Au Mali, la crise sociopolitique impacte l’économie

Les conséquences de la crise sociopolitique commencent à se faire sentir notamment dans le secteur informel. Les activités tournent au ralenti depuis quelques jours.

 

Commerces fermés, stations-service saccagées, pneus brulés, déchets et bloc de béton jonchant les routes, Bamako a changé de visage depuis le vendredi 10 juillet. Le secteur du transport est affecté de plein fouet par cette crise avec le blocage des principaux axes reliant Bamako et les capitales régionales voire les pays voisins comme la Guinée, la Côte d’Ivoire ou encore le Sénégal.

La Cédéao est sur le terrain pour tenter de résoudre la crise.

L’argent ne circule pas”, expliqueMohamed dit Bah Keita, opérateur économique. “Maintenant même si tu as une somme au niveau de la banque, elle refuse de vous donner l’argent. Une fois que l’argent ne circule plus, le pays est arrêté”, ajoute-il.

“Même au niveau des camions, il y a des transporteurs qui refusent de venir, ils disent que le pays n’est pas stable. Lorsqu’il y a le bruit dans le pays, les sociétés bien organisées n’aiment pas cela.
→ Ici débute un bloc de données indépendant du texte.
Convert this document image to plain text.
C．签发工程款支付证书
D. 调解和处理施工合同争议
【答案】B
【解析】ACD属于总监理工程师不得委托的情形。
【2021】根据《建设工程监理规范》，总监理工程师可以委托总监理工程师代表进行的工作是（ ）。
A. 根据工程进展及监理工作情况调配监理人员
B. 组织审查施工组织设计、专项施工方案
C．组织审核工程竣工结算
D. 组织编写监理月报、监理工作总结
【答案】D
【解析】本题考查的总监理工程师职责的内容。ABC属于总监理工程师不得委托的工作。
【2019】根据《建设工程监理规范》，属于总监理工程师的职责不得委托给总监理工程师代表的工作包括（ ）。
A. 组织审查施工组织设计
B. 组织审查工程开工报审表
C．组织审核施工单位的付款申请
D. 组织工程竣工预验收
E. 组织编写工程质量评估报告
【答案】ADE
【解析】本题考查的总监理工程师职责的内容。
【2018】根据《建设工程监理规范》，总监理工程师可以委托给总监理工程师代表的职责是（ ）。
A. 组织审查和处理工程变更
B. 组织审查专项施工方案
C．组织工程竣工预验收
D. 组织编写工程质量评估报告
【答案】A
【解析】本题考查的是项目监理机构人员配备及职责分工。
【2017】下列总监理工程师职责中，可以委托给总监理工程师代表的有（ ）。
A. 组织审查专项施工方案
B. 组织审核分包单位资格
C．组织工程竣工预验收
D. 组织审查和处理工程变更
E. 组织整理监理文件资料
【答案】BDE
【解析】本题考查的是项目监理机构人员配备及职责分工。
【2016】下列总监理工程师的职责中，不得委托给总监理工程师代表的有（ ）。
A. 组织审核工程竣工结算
Cela nous fatigue énormément, car quand les marchandises ne rentrent plus, nous ne pouvons plus travailler” se désole l’opérateur économique.

Dans l’atelier de Moussa Diawara, tailleur à Bamako Coura bolibana, un quartier populaire de Bamako, la bonne humeur de ses quatre employés cache mal son malaise face à la crise que traverse le Mali actuellement.
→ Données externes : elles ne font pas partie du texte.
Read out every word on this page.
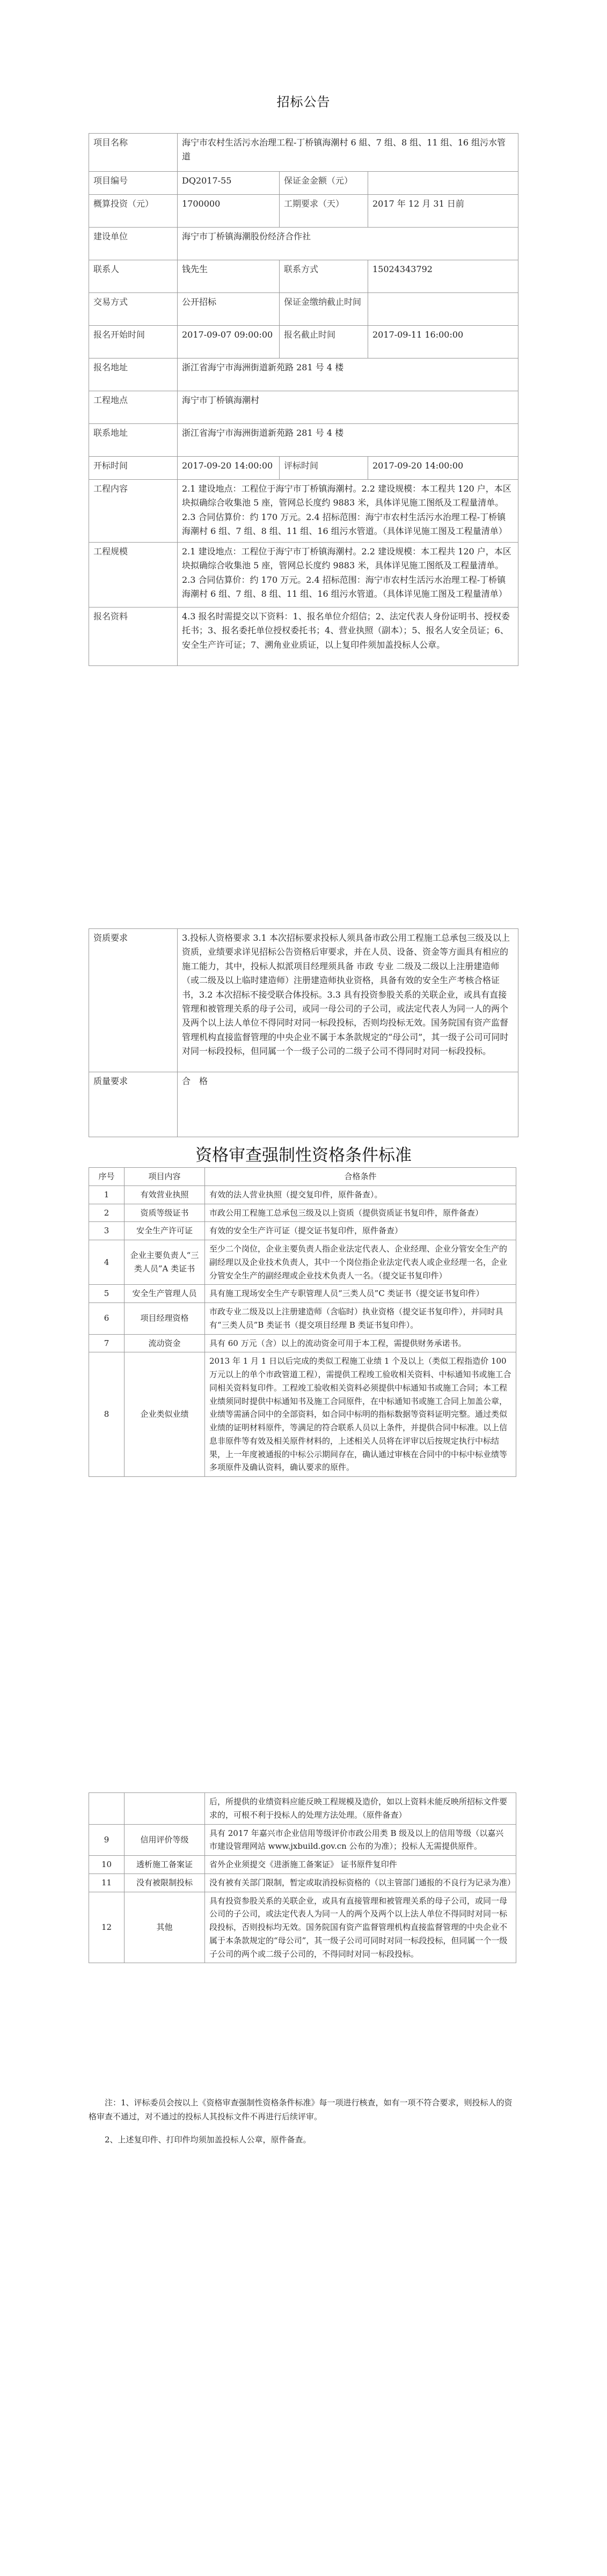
招标公告
项目名称	海宁市农村生活污水治理工程-丁桥镇海潮村 6 組、7 组、8 组、11 组、16 组污水管道		
项目编号	DQ2017-55	保证金金额（元）	
概算投资（元）	1700000	工期要求（天）	2017 年 12 月 31 日前
建设单位	海宁市丁桥镇海潮股份经济合作社		
联系人	钱先生	联系方式	15024343792
交易方式	公开招标	保证金缴纳截止时间	
报名开始时间	2017-09-07 09:00:00	报名截止时间	2017-09-11 16:00:00
报名地址	浙江省海宁市海洲街道新苑路 281 号 4 楼		
工程地点	海宁市丁桥镇海潮村		
联系地址	浙江省海宁市海洲街道新苑路 281 号 4 楼		
开标时间	2017-09-20 14:00:00	评标时间	2017-09-20 14:00:00
工程内容	2.1 建设地点：工程位于海宁市丁桥镇海潮村。2.2 建设规模：本工程共 120 户，本区块拟确综合收集池 5 座，管网总长度约 9883 米，具体详见施工图纸及工程量清单。2.3 合同估算价：约 170 万元。2.4 招标范围：海宁市农村生活污水治理工程-丁桥镇海潮村 6 组、7 组、8 组、11 组、16 组污水管道。（具体详见施工图及工程量清单）		
工程规模	2.1 建设地点：工程位于海宁市丁桥镇海潮村。2.2 建设规模：本工程共 120 户，本区块拟确综合收集池 5 座，管网总长度约 9883 米，具体详见施工图纸及工程量清单。2.3 合同估算价：约 170 万元。2.4 招标范围：海宁市农村生活污水治理工程-丁桥镇海潮村 6 组、7 组、8 组、11 组、16 组污水管道。（具体详见施工图及工程量清单）		
报名资料	4.3 报名时需提交以下资料：1、报名单位介绍信；2、法定代表人身份证明书、授权委托书；3、报名委托单位授权委托书；4、营业执照（副本）；5、报名人安全员证；6、安全生产许可证；7、溯角业业质证，以上复印件须加盖投标人公章。		
资质要求	3.投标人资格要求 3.1 本次招标要求投标人须具备市政公用工程施工总承包三级及以上资质，业绩要求详见招标公告资格后审要求，并在人员、设备、资金等方面具有相应的施工能力，其中，投标人拟派项目经理须具备 市政 专业 二级及二级以上注册建造师（或二级及以上临时建造师）注册建造师执业资格，具备有效的安全生产考核合格证书，3.2 本次招标不接受联合体投标。3.3 具有投资参股关系的关联企业，或具有直接管理和被管理关系的母子公司，或同一母公司的子公司，或法定代表人为同一人的两个及两个以上法人单位不得同时对同一标段投标，否则均投标无效。国务院国有资产监督管理机构直接监督管理的中央企业不属于本条款规定的“母公司”，其一级子公司可同时对同一标段投标，但同属一个一级子公司的二级子公司不得同时对同一标段投标。
质量要求	合　格
资格审查强制性资格条件标准
序号	项目内容	合格条件
1	有效营业执照	有效的法人营业执照（提交复印件，原件备查）。
2	资质等级证书	市政公用工程施工总承包三级及以上资质（提供资质证书复印件，原件备查）
3	安全生产许可证	有效的安全生产许可证（提交证书复印件，原件备查）
4	企业主要负责人“三类人员”A 类证书	至少二个岗位，企业主要负责人指企业法定代表人、企业经理、企业分管安全生产的副经理以及企业技术负责人，其中一个岗位指企业法定代表人或企业经理一名，企业分管安全生产的副经理或企业技术负责人一名。（提交证书复印件）
5	安全生产管理人员	具有施工现场安全生产专职管理人员“三类人员”C 类证书（提交证书复印件）
6	项目经理资格	市政专业二级及以上注册建造师（含临时）执业资格（提交证书复印件），并同时具有“三类人员”B 类证书（提交项目经理 B 类证书复印件）。
7	流动资金	具有 60 万元（含）以上的流动资金可用于本工程，需提供财务承诺书。
8	企业类似业绩	2013 年 1 月 1 日以后完成的类似工程施工业绩 1 个及以上（类似工程指造价 100 万元以上的单个市政管道工程），需提供工程竣工验收相关资料、中标通知书或施工合同相关资料复印件。工程竣工验收相关资料必须提供中标通知书或施工合同；本工程业绩须同时提供中标通知书及施工合同原件，在中标通知书或施工合同上加盖公章，业绩等需涵合同中的全部资料，如合同中标明的指标数据等资料证明完整。通过类似业绩的证明材料原件，等满足的符合联系人员以上条件，并提供合同中标准。以上信息非原件等有效及相关原件材料的，上述相关人员将在评审以后按规定执行中标结果，上一年度被通报的中标公示期间存在，确认通过审核在合同中的中标中标业绩等多项原件及确认资料，确认要求的原件。
		后，所提供的业绩资料应能反映工程规模及造价，如以上资料未能反映所招标文件要求的，可根不利于投标人的处理方法处理。（原件备查）
9	信用评价等级	具有 2017 年嘉兴市企业信用等级评价市政公用类 B 级及以上的信用等级（以嘉兴市建设管理网站 www.jxbuild.gov.cn 公布的为准）；投标人无需提供原件。
10	透析施工备案证	省外企业须提交《进浙施工备案证》 证书原件复印件
11	没有被限制投标	没有被有关部门限制，暂定或取消投标资格的（以主管部门通报的不良行为记录为准）
12	其他	具有投资参股关系的关联企业，或具有直接管理和被管理关系的母子公司，或同一母公司的子公司，或法定代表人为同一人的两个及两个以上法人单位不得同时对同一标段投标，否则投标均无效。国务院国有资产监督管理机构直接监督管理的中央企业不属于本条款规定的“母公司”，其一级子公司可同时对同一标段投标，但同属一个一级子公司的两个或二级子公司的，不得同时对同一标段投标。

注：1、评标委员会按以上《资格审查强制性资格条件标准》每一项进行核查，如有一项不符合要求，则投标人的资格审查不通过，对不通过的投标人其投标文件不再进行后续评审。

2、上述复印件、打印件均须加盖投标人公章，原件备查。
“Actuellement mes clients ont peur de se déplacer en ville en raison des violences à Bamako. Personnellement, j’évite également les déplacements maintenant de peur de ne pas être une victime collatérale de crise. Á cette veille de la fête de Tabaski, cela complique davantage notre situation”, regrette Moussa Diawara.

Pour l’analyste économique Sékou Diakité, les Maliens évoluant pour la plupart dans le secteur informel ne pourront pas supporter longtemps cette crise sociopolitique doublée désormais d’une crise économique.

“Il y a les marchés qui sont bloqués. Les banques qui devaient travailler le lundi ont donné des consignes de ne pas travailler. Donc l’argent ne circulait pas. Si les banques sont bloquées il n y a ni de dépôt ni de retrait. Or les Maliens ont tendance à vivre au jour le jour. Personne n’a suffisamment de liquidité pour se dire : je vais prévoir mes économies de deux ou de trois jours. Donc cette situation paralyse complètement la vie économique”, explique l’analyste économique.

Á deux semaines de la fête de Tabaski, rien ne semble indiquer pour l’instant que les activités économiques reprendront de plus belle au bénéfice de toute la population.